# Er ist wieder da!



## Katzengehirn (26. Juli 2003)

hey leute! ja! ich bins katzengehirn....
auch wenn mans kaum glauben kann aber ich bin wieder da!
ich kam ne ganze weile nicht auf die ab page weil mein explorer kaputt war!

es hat nichts geholfen...kein update auf 6.0 und auch sonst nix...
ausser format c: 
warum ich nicht vorher format c: gemacht habe!?! weil ich zu viel kram von der arbeit drauf hatte...technische zeichnungen, wochenberichte und den ganzen kram für die prüfungs vorbereitung!

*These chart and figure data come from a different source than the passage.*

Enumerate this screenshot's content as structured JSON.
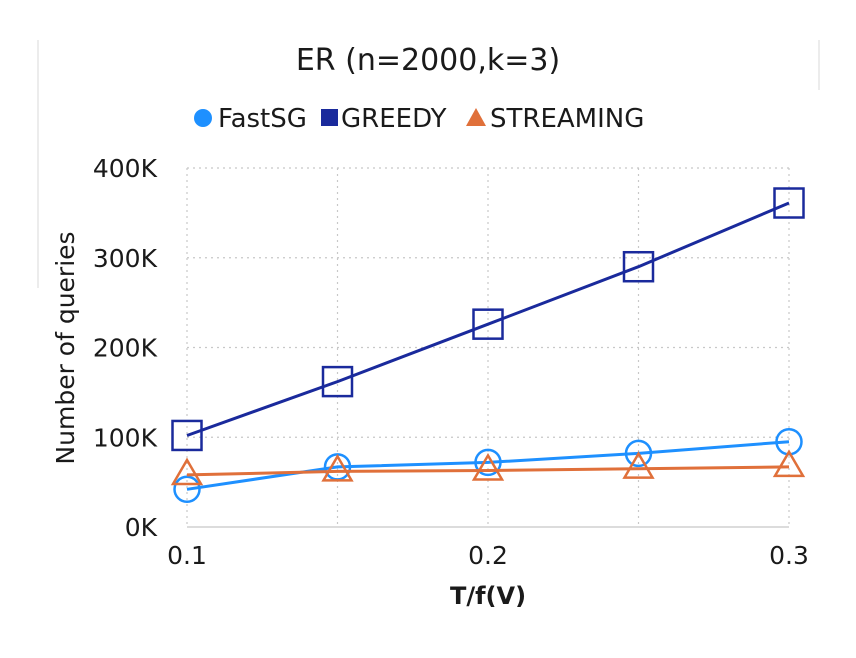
{
  "chart_data": {
    "type": "line",
    "title": "ER (n=2000,k=3)",
    "xlabel": "T/f(V)",
    "ylabel": "Number of queries",
    "x": [
      0.1,
      0.15,
      0.2,
      0.25,
      0.3
    ],
    "xticks": [
      0.1,
      0.2,
      0.3
    ],
    "xtick_labels": [
      "0.1",
      "0.2",
      "0.3"
    ],
    "xlim": [
      0.1,
      0.3
    ],
    "ylim": [
      0,
      400000
    ],
    "yticks": [
      0,
      100000,
      200000,
      300000,
      400000
    ],
    "ytick_labels": [
      "0K",
      "100K",
      "200K",
      "300K",
      "400K"
    ],
    "grid": true,
    "legend_position": "top",
    "series": [
      {
        "name": "FastSG",
        "marker": "circle",
        "color": "#1e90ff",
        "values": [
          42000,
          67000,
          72000,
          82000,
          95000
        ]
      },
      {
        "name": "GREEDY",
        "marker": "square",
        "color": "#1a2a9c",
        "values": [
          102000,
          162000,
          226000,
          290000,
          361000
        ]
      },
      {
        "name": "STREAMING",
        "marker": "triangle",
        "color": "#e0703a",
        "values": [
          58000,
          62000,
          63000,
          65000,
          67000
        ]
      }
    ]
  }
}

aber jetzt ist die zwischenprüfung vorbei (mit 2 bestangen  )

so....meinet wegen könnt ihr das in nen anderes board verschieben wenn das hier nicht rein passt!

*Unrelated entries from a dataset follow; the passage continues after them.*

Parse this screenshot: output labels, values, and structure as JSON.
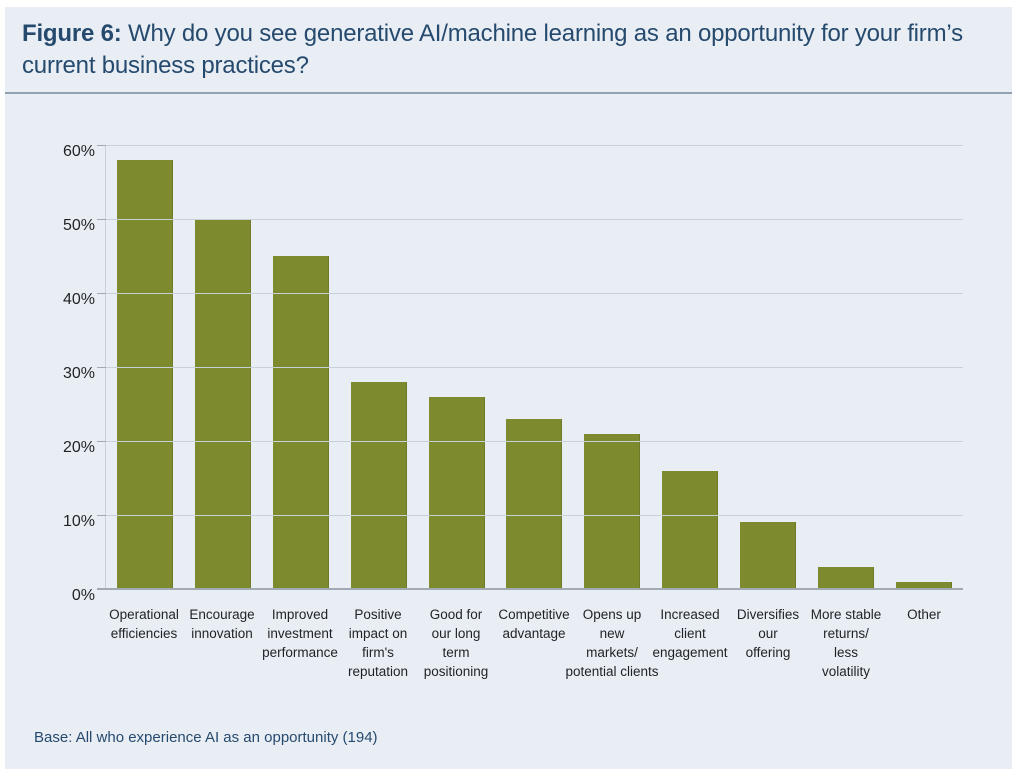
{
  "figure": {
    "label": "Figure 6:",
    "title_rest": " Why do you see generative AI/machine learning as an opportunity for your firm’s current business practices?"
  },
  "footer": {
    "base_note": "Base: All who experience AI as an opportunity (194)"
  },
  "colors": {
    "card_bg": "#e9eef5",
    "title_text": "#264a6e",
    "bar": "#7d8a2d",
    "gridline": "#c8d0d9",
    "axis": "#9faab5",
    "divider": "#92a2b2",
    "tick_text": "#1f2226"
  },
  "chart_data": {
    "type": "bar",
    "title": "Why do you see generative AI/machine learning as an opportunity for your firm’s current business practices?",
    "categories": [
      "Operational efficiencies",
      "Encourage innovation",
      "Improved investment performance",
      "Positive impact on firm's reputation",
      "Good for our long term positioning",
      "Competitive advantage",
      "Opens up new markets/ potential clients",
      "Increased client engagement",
      "Diversifies our offering",
      "More stable returns/ less volatility",
      "Other"
    ],
    "category_lines": [
      [
        "Operational",
        "efficiencies"
      ],
      [
        "Encourage",
        "innovation"
      ],
      [
        "Improved",
        "investment",
        "performance"
      ],
      [
        "Positive",
        "impact on",
        "firm's",
        "reputation"
      ],
      [
        "Good for",
        "our long",
        "term",
        "positioning"
      ],
      [
        "Competitive",
        "advantage"
      ],
      [
        "Opens up",
        "new",
        "markets/",
        "potential clients"
      ],
      [
        "Increased",
        "client",
        "engagement"
      ],
      [
        "Diversifies",
        "our",
        "offering"
      ],
      [
        "More stable",
        "returns/",
        "less",
        "volatility"
      ],
      [
        "Other"
      ]
    ],
    "values": [
      58,
      50,
      45,
      28,
      26,
      23,
      21,
      16,
      9,
      3,
      1
    ],
    "unit": "%",
    "xlabel": "",
    "ylabel": "",
    "ylim": [
      0,
      60
    ],
    "yticks": [
      0,
      10,
      20,
      30,
      40,
      50,
      60
    ],
    "ytick_labels": [
      "0%",
      "10%",
      "20%",
      "30%",
      "40%",
      "50%",
      "60%"
    ],
    "grid": true,
    "legend": "none"
  }
}
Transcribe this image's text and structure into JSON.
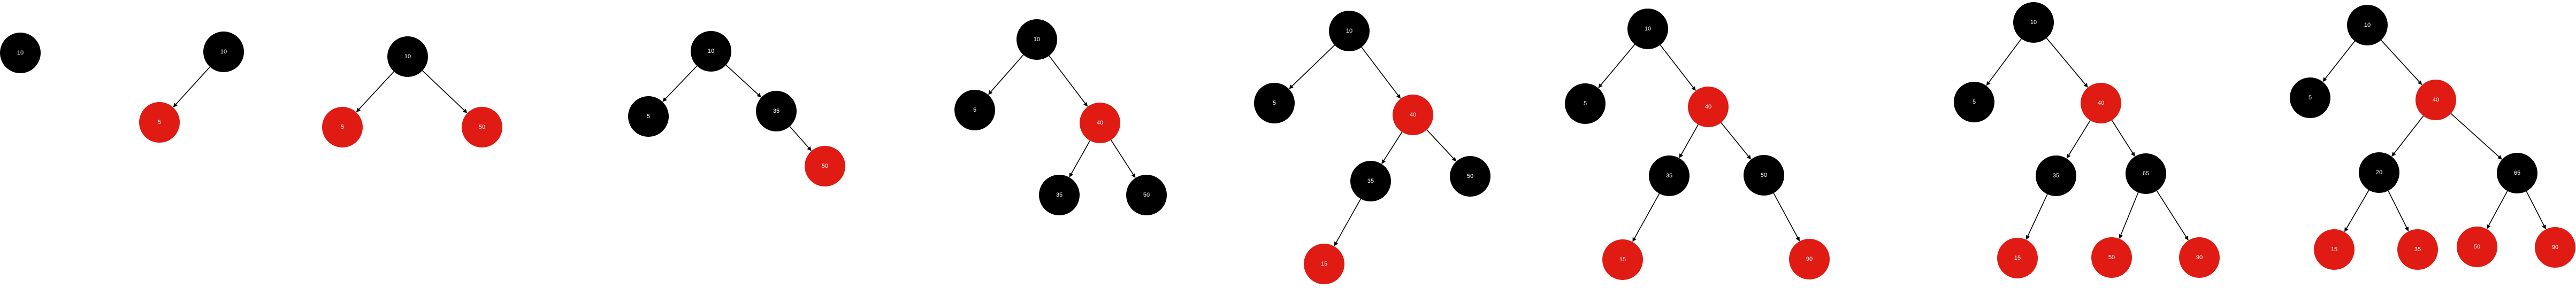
{
  "colors": {
    "black_node": "#000000",
    "red_node": "#e01b14",
    "label_on_black": "#ffffff",
    "label_on_red": "#ffffff",
    "edge": "#000000"
  },
  "trees": [
    {
      "nodes": [
        {
          "id": "a",
          "label": "10",
          "color": "black"
        }
      ],
      "edges": []
    },
    {
      "nodes": [
        {
          "id": "a",
          "label": "10",
          "color": "black"
        },
        {
          "id": "b",
          "label": "5",
          "color": "red"
        }
      ],
      "edges": [
        [
          "a",
          "b"
        ]
      ]
    },
    {
      "nodes": [
        {
          "id": "a",
          "label": "10",
          "color": "black"
        },
        {
          "id": "b",
          "label": "5",
          "color": "red"
        },
        {
          "id": "c",
          "label": "50",
          "color": "red"
        }
      ],
      "edges": [
        [
          "a",
          "b"
        ],
        [
          "a",
          "c"
        ]
      ]
    },
    {
      "nodes": [
        {
          "id": "a",
          "label": "10",
          "color": "black"
        },
        {
          "id": "b",
          "label": "5",
          "color": "black"
        },
        {
          "id": "c",
          "label": "35",
          "color": "black"
        },
        {
          "id": "d",
          "label": "50",
          "color": "red"
        }
      ],
      "edges": [
        [
          "a",
          "b"
        ],
        [
          "a",
          "c"
        ],
        [
          "c",
          "d"
        ]
      ]
    },
    {
      "nodes": [
        {
          "id": "a",
          "label": "10",
          "color": "black"
        },
        {
          "id": "b",
          "label": "5",
          "color": "black"
        },
        {
          "id": "c",
          "label": "40",
          "color": "red"
        },
        {
          "id": "d",
          "label": "35",
          "color": "black"
        },
        {
          "id": "e",
          "label": "50",
          "color": "black"
        }
      ],
      "edges": [
        [
          "a",
          "b"
        ],
        [
          "a",
          "c"
        ],
        [
          "c",
          "d"
        ],
        [
          "c",
          "e"
        ]
      ]
    },
    {
      "nodes": [
        {
          "id": "a",
          "label": "10",
          "color": "black"
        },
        {
          "id": "b",
          "label": "5",
          "color": "black"
        },
        {
          "id": "c",
          "label": "40",
          "color": "red"
        },
        {
          "id": "d",
          "label": "35",
          "color": "black"
        },
        {
          "id": "e",
          "label": "50",
          "color": "black"
        },
        {
          "id": "f",
          "label": "15",
          "color": "red"
        }
      ],
      "edges": [
        [
          "a",
          "b"
        ],
        [
          "a",
          "c"
        ],
        [
          "c",
          "d"
        ],
        [
          "c",
          "e"
        ],
        [
          "d",
          "f"
        ]
      ]
    },
    {
      "nodes": [
        {
          "id": "a",
          "label": "10",
          "color": "black"
        },
        {
          "id": "b",
          "label": "5",
          "color": "black"
        },
        {
          "id": "c",
          "label": "40",
          "color": "red"
        },
        {
          "id": "d",
          "label": "35",
          "color": "black"
        },
        {
          "id": "e",
          "label": "50",
          "color": "black"
        },
        {
          "id": "f",
          "label": "15",
          "color": "red"
        },
        {
          "id": "g",
          "label": "90",
          "color": "red"
        }
      ],
      "edges": [
        [
          "a",
          "b"
        ],
        [
          "a",
          "c"
        ],
        [
          "c",
          "d"
        ],
        [
          "c",
          "e"
        ],
        [
          "d",
          "f"
        ],
        [
          "e",
          "g"
        ]
      ]
    },
    {
      "nodes": [
        {
          "id": "a",
          "label": "10",
          "color": "black"
        },
        {
          "id": "b",
          "label": "5",
          "color": "black"
        },
        {
          "id": "c",
          "label": "40",
          "color": "red"
        },
        {
          "id": "d",
          "label": "35",
          "color": "black"
        },
        {
          "id": "e",
          "label": "65",
          "color": "black"
        },
        {
          "id": "f",
          "label": "15",
          "color": "red"
        },
        {
          "id": "g",
          "label": "50",
          "color": "red"
        },
        {
          "id": "h",
          "label": "90",
          "color": "red"
        }
      ],
      "edges": [
        [
          "a",
          "b"
        ],
        [
          "a",
          "c"
        ],
        [
          "c",
          "d"
        ],
        [
          "c",
          "e"
        ],
        [
          "d",
          "f"
        ],
        [
          "e",
          "g"
        ],
        [
          "e",
          "h"
        ]
      ]
    },
    {
      "nodes": [
        {
          "id": "a",
          "label": "10",
          "color": "black"
        },
        {
          "id": "b",
          "label": "5",
          "color": "black"
        },
        {
          "id": "c",
          "label": "40",
          "color": "red"
        },
        {
          "id": "d",
          "label": "20",
          "color": "black"
        },
        {
          "id": "e",
          "label": "65",
          "color": "black"
        },
        {
          "id": "f",
          "label": "15",
          "color": "red"
        },
        {
          "id": "g",
          "label": "35",
          "color": "red"
        },
        {
          "id": "h",
          "label": "50",
          "color": "red"
        },
        {
          "id": "i",
          "label": "90",
          "color": "red"
        }
      ],
      "edges": [
        [
          "a",
          "b"
        ],
        [
          "a",
          "c"
        ],
        [
          "c",
          "d"
        ],
        [
          "c",
          "e"
        ],
        [
          "d",
          "f"
        ],
        [
          "d",
          "g"
        ],
        [
          "e",
          "h"
        ],
        [
          "e",
          "i"
        ]
      ]
    }
  ]
}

wäre nett wenn ihr mir mal sagen würdet was hier so neu is und was ich alles verpasst habe!

@ forellenudo

hab noch 2 angelvideos von dir! die willst du doch sicher zurück haben...oder? hehe 
also man hört sich!

MFG Peter


----------



## MarkusBoehm2 (26. Juli 2003)

erstmal willkommen zurück und glückwunsch zur gelungenen prüfung.
dann einzige, was meiner meinung nach neu ist, ist die schnellantwort.
Gruß Markus


----------



## Mühle (26. Juli 2003)

das ist ja ein Ding. Und ich dachte schon das würde nichts mehr werden! 

Gruß Mühle


----------



## Katzengehirn (26. Juli 2003)

tja wie du sehen kannst isses doch was geworden!   

das ganze hätte ja auch schneller gehen können aber da ich den besten provider der welt habe (aol) und da man auf der schönen aol oberfläche nicht auf alle internet seiten kommt....bin ich auch mit aol nicht auf die ab page gekommen 

aber jetzt habt ihr mich ja wieder! hehe


----------



## Mühle (26. Juli 2003)

@ katzengehirn

schön, dass Du wieder da bist. Dann organisier mal schnell das nächste AB-Treffen. Nach dem letzten "kleinen" Treffen am Kanal mehren sich die Stimmen, wie ich höre.#h 

Gruß Mühle


----------



## Katzengehirn (26. Juli 2003)

am kanal? sag jetzt nicht das ihr am Datteln Hamm oder am Dortmund Ems kanal wart! wenn ja dann ......dann....arrrrr das is doch nichmal 10km von mir weg....aber ihr wart sicher weiter weg oder?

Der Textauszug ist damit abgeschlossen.